I risk annoying other patrons so that the girls can own their food and know ingredients.

And the girls ever surprise me with their adventurous palates. They eat spinach with goat cheese, pomegranate, hummus, curry and tofu. They're especially drawn to brightly colored veggies: purple kale and orange cauliflower. Showing me that the only foods kids will never eat are the foods we never put in front of them.
Not to say they eat everything equally. We're hit or miss with fish. DH spoiled them with fresh caught rockfish. Everyone should be so lucky. Small one spits out even tiny pieces of onion. Big one is on an unAmerican I-hate-Mac-n'-cheese kick. But we keep trying old stuff and introducing new stuff.

So I'm introducing a recipe from my sis that my girls devoured, once again surprising me with their willingness to explore different flavors.

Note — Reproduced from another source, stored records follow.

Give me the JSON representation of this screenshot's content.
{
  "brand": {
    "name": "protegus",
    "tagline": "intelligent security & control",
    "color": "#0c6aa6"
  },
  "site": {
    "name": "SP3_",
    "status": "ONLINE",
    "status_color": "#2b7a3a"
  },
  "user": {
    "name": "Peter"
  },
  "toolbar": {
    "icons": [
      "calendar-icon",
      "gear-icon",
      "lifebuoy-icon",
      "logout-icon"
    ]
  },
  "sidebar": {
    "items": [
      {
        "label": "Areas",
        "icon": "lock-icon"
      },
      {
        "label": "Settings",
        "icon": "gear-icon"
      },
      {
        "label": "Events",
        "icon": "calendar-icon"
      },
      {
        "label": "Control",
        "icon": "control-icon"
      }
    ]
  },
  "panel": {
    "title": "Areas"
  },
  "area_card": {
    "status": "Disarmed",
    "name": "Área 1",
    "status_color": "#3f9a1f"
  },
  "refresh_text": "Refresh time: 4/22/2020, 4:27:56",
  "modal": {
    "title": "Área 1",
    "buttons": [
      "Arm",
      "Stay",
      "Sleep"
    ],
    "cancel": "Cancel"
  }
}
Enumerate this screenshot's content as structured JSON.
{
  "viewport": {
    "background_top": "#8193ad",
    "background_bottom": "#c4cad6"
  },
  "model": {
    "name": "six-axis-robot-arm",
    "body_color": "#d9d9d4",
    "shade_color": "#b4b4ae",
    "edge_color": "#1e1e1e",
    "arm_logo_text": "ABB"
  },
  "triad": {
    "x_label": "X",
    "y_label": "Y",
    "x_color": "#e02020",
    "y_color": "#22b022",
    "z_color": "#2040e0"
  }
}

Sushi Salad courtesy of Sarah Kerley

Dressing
3 T soy sauce (Tamari soy sauce is often gluten free)
3 T sesame oil
3 T rice vinegar
2 t wasabi (optional)
1 clove garlic, crushed
1 t sugar
2 T each white and black sesame seeds (or 4 T white sesame seeds), lightly toasted

Salad
1/2 lb rice noodles (you could substitute 2 packages of ramen noodles sans the flavor package)
1 cucumber, shredded
2 carrots, shredded
1 avocado, diced
1 lb edamame, cooked and shelled
Up to 1 c shredded seaweed such as nori and/or wakame

Directions
Mix all dressing ingredients in a small bowl, stirring until sugar dissolves. Boil the rice noodles (like spaghetti, but they cook in 5-7 minutes depending on the width) and drain. Combine all salad ingredients in large bowl. Pour dressing over and toss to coat evenly.

Serve warm.

Makes 6 servings.

This is even better the next day. Heat it up for half a minute in the microwave and enjoy. You can also top it with cooked shrimp or lump crab meat. A seared tuna steak would be a lovely addition to fancy it up a bit.

Sorry I don't have a picture. It didn't last that long.